AI Brand Voice Guide Tutorial: From Examples to Style Doc

Use AI to distill brand voice from 5-10 real samples into a 1-2 page style doc you can load into a Custom GPT or Claude Project as the system voice.

“Friendly but professional” is not a voice guide — it’s a wish. Brand voice docs fail because they describe taste without giving anyone (human or AI) a way to apply it. This walks through a workflow that distills voice from real examples into a doc with specific phrases, sentence-length distribution, and “never write this” anti-examples: the kind of doc that actually changes what gets shipped.

TL;DR

  • Feed 5-10 of your best on-brand pieces to Claude Sonnet 4.6 or GPT-5.5 and ask for a structured voice breakdown (adjectives, signature phrases, anti-phrases, sentence-length ratio).
  • Correct the analysis where it’s wrong, run 3-4 test generations, and tighten the doc each time it drifts. Three rounds usually stabilizes it.
  • Keep the final doc to 1-2 pages so it fits inside a Custom GPT (≈8,000-character instruction field, as of June 2026) or a Claude Project (≈8,000-character custom instructions plus up to 200K tokens of uploaded knowledge).
  • Re-run the analysis quarterly on your last 90 days of writing. Voice drifts; the doc should too.

What this covers

A reproducible workflow that turns 5-10 of your best pieces of content into a 1-2 page voice doc, then validates the doc by generating test pieces and comparing. The output is loadable into a Custom GPT or Claude Project so every future draft (human or AI) starts from the same voice baseline.

Who this is for

Solo creators producing content under one personal brand. Small marketing teams (2-5 people) where consistency drift is starting to show. Content engineers integrating AI into a content pipeline who need a stable voice prompt to load. Founders who can write in their own voice but can’t yet articulate it to a teammate or freelancer.

When to reach for it

When 2+ people start producing content. When AI starts producing content (the doc becomes the system prompt). When you re-read your own articles from 6 months ago and they sound like a different person. Once the voice doc exists, feed it into a real Claude writing workflow so every draft inherits the same voice. To pressure-test whether a draft actually lives up to that voice doc, run it through AI writing feedback — a senior-editor critique catches the places AI quietly slipped back into AI-grey.

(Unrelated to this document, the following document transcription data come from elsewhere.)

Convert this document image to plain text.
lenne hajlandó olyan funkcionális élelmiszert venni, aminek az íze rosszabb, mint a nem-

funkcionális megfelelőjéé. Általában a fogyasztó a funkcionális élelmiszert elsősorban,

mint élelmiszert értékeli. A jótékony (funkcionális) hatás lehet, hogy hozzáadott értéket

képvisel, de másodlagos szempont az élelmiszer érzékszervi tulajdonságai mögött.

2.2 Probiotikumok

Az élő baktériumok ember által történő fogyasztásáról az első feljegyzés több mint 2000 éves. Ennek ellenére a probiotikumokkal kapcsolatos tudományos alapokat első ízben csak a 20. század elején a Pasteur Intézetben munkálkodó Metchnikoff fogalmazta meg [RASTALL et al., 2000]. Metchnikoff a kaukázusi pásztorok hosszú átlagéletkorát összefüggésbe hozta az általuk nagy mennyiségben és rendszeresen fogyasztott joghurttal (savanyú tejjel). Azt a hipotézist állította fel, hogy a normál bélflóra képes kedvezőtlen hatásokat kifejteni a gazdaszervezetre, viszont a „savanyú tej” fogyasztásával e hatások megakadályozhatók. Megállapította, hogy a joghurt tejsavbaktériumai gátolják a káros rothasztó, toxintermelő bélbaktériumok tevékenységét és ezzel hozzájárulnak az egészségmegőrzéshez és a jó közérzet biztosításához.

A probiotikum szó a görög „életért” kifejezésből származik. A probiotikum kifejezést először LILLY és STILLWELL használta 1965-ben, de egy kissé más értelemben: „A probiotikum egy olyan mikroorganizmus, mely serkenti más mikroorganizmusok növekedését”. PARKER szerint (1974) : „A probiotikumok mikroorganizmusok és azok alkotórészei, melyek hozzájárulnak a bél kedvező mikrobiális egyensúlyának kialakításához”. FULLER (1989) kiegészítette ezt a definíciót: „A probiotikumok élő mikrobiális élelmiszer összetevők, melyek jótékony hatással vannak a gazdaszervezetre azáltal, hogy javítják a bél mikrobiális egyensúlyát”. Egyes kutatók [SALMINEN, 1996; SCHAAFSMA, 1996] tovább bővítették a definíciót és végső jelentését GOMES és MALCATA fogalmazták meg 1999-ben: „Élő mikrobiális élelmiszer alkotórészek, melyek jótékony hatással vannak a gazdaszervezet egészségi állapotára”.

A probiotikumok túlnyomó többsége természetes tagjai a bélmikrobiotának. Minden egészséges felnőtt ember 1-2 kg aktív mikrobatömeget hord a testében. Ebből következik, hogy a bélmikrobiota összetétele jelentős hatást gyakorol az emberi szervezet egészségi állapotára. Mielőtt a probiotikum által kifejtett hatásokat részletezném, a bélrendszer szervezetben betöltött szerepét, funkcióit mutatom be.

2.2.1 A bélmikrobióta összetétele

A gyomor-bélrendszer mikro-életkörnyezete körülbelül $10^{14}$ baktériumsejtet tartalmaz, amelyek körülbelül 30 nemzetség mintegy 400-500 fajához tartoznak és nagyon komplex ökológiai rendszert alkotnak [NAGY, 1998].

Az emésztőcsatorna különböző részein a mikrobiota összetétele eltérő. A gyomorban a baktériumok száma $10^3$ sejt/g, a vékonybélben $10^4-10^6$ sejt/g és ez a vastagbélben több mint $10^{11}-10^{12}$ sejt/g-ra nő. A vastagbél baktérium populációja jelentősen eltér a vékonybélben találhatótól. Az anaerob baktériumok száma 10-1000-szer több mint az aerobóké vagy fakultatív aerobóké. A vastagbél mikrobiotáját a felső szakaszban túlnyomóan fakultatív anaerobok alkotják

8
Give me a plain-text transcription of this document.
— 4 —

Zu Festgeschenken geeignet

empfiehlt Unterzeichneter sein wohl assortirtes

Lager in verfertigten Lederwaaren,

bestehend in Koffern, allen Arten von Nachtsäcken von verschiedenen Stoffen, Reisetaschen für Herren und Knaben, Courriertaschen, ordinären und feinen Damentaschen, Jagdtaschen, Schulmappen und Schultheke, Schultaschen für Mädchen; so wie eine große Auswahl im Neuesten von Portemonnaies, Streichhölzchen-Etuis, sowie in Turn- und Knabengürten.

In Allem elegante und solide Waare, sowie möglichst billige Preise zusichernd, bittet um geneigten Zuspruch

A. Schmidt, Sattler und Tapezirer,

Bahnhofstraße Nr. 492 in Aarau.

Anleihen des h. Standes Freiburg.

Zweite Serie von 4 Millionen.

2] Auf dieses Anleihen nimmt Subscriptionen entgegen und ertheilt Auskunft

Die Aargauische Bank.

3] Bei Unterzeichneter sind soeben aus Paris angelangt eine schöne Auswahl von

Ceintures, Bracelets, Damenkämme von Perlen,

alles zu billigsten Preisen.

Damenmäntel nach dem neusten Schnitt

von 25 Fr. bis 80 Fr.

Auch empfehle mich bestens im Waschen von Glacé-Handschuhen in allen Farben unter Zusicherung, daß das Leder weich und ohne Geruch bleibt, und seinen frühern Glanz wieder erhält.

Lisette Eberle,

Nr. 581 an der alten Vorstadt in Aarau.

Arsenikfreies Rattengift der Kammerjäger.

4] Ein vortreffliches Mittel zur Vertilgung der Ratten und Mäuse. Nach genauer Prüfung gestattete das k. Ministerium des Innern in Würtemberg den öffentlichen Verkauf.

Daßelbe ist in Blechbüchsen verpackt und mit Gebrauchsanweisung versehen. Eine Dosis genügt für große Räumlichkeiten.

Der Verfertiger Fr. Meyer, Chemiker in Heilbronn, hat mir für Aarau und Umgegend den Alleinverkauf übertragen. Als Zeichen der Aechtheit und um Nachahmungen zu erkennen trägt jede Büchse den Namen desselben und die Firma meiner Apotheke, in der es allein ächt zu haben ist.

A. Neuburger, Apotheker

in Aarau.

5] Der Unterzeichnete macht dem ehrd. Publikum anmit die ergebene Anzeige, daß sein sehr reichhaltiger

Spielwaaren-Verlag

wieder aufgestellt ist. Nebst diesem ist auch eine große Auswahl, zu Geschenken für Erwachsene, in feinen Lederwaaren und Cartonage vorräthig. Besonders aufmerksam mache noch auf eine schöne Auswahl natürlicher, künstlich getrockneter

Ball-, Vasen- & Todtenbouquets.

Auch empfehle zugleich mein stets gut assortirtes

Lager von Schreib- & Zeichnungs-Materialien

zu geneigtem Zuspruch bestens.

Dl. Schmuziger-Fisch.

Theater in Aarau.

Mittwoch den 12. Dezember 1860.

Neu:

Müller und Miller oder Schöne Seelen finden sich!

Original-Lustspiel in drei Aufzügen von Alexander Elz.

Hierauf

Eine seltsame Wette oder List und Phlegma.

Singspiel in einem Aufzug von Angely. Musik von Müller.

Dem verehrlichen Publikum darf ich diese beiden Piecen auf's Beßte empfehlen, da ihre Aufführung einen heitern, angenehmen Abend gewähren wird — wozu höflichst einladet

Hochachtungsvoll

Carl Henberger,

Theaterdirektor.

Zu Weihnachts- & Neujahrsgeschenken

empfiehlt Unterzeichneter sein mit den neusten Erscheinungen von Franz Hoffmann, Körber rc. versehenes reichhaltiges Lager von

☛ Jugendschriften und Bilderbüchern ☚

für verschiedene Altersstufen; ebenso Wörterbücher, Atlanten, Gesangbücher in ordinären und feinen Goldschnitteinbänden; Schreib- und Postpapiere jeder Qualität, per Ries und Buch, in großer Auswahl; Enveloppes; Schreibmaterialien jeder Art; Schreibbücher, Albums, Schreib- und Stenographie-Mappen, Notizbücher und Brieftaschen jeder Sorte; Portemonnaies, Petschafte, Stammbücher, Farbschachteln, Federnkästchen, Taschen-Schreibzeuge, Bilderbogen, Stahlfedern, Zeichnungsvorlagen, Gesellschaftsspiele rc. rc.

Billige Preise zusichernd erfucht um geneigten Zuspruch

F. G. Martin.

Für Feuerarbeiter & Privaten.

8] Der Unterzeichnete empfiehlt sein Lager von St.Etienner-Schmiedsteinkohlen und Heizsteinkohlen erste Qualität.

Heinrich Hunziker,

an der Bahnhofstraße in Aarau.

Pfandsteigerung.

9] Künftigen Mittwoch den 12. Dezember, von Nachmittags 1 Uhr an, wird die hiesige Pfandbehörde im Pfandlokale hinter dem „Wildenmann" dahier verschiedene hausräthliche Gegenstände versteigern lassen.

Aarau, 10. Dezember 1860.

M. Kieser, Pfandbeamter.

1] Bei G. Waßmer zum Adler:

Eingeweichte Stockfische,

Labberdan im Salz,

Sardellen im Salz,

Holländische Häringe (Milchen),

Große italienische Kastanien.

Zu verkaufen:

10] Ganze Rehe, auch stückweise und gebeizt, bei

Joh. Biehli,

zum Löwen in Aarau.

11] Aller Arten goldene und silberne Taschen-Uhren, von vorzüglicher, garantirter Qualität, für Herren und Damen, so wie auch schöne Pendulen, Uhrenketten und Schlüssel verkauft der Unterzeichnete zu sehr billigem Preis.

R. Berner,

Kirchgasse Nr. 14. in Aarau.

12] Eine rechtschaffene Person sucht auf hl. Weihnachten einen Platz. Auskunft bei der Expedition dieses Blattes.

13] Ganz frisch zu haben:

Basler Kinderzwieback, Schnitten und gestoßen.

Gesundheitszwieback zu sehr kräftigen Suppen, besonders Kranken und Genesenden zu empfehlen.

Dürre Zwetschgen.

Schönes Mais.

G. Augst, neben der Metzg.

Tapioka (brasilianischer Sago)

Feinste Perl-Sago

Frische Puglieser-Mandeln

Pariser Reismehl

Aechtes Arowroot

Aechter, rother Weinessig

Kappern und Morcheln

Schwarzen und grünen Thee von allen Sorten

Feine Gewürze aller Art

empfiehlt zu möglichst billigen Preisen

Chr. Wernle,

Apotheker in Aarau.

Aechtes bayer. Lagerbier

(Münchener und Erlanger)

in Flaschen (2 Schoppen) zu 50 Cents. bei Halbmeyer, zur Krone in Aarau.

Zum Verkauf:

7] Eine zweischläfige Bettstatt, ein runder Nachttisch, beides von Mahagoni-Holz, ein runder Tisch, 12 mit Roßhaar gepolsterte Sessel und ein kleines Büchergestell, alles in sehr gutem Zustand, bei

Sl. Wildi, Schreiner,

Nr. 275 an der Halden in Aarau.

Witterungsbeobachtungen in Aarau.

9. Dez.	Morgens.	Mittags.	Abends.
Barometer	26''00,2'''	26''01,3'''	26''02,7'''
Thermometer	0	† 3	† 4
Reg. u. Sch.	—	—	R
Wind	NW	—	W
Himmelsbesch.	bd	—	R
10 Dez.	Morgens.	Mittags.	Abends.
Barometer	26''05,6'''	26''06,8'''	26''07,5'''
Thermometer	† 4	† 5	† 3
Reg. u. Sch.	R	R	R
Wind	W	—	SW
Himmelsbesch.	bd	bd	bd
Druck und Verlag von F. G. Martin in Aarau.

Pick a model and a home for the doc

Two decisions up front, because they shape the format of the doc.

Which model analyzes the samples. Use Claude Sonnet 4.6 or GPT-5.5. Both read 1M-token context windows as of June 2026, so you can paste a dozen long articles into one prompt without truncation. Smaller or older models over-generalize voice into bland adjectives. Claude Opus 4.7 is sharper on subtle voice and humor signal if you have Max access, but Sonnet 4.6 is the cost-effective workhorse here.

Where the finished doc lives. This determines how much room you have:

Home for the voice docInstruction space (June 2026)Extra knowledge
ChatGPT Custom GPT (Plus/Pro)≈8,000-char instruction fieldUpload sample files to the GPT’s Knowledge
Claude Project (Pro/Max)≈8,000-char custom instructions (~2,000 words)Up to 200K tokens / 30MB per file, RAG auto-scales on paid plans
ChatGPT custom instructions (personal)~1,500 chars per fieldNone — keep the doc tight
voice.md in a repo / CursorNo hard limitLoaded per conversation

A 1-2 page voice doc (roughly 600-900 words) fits comfortably in all four. That is the real reason to keep it short — not aesthetics, but the instruction-field ceiling.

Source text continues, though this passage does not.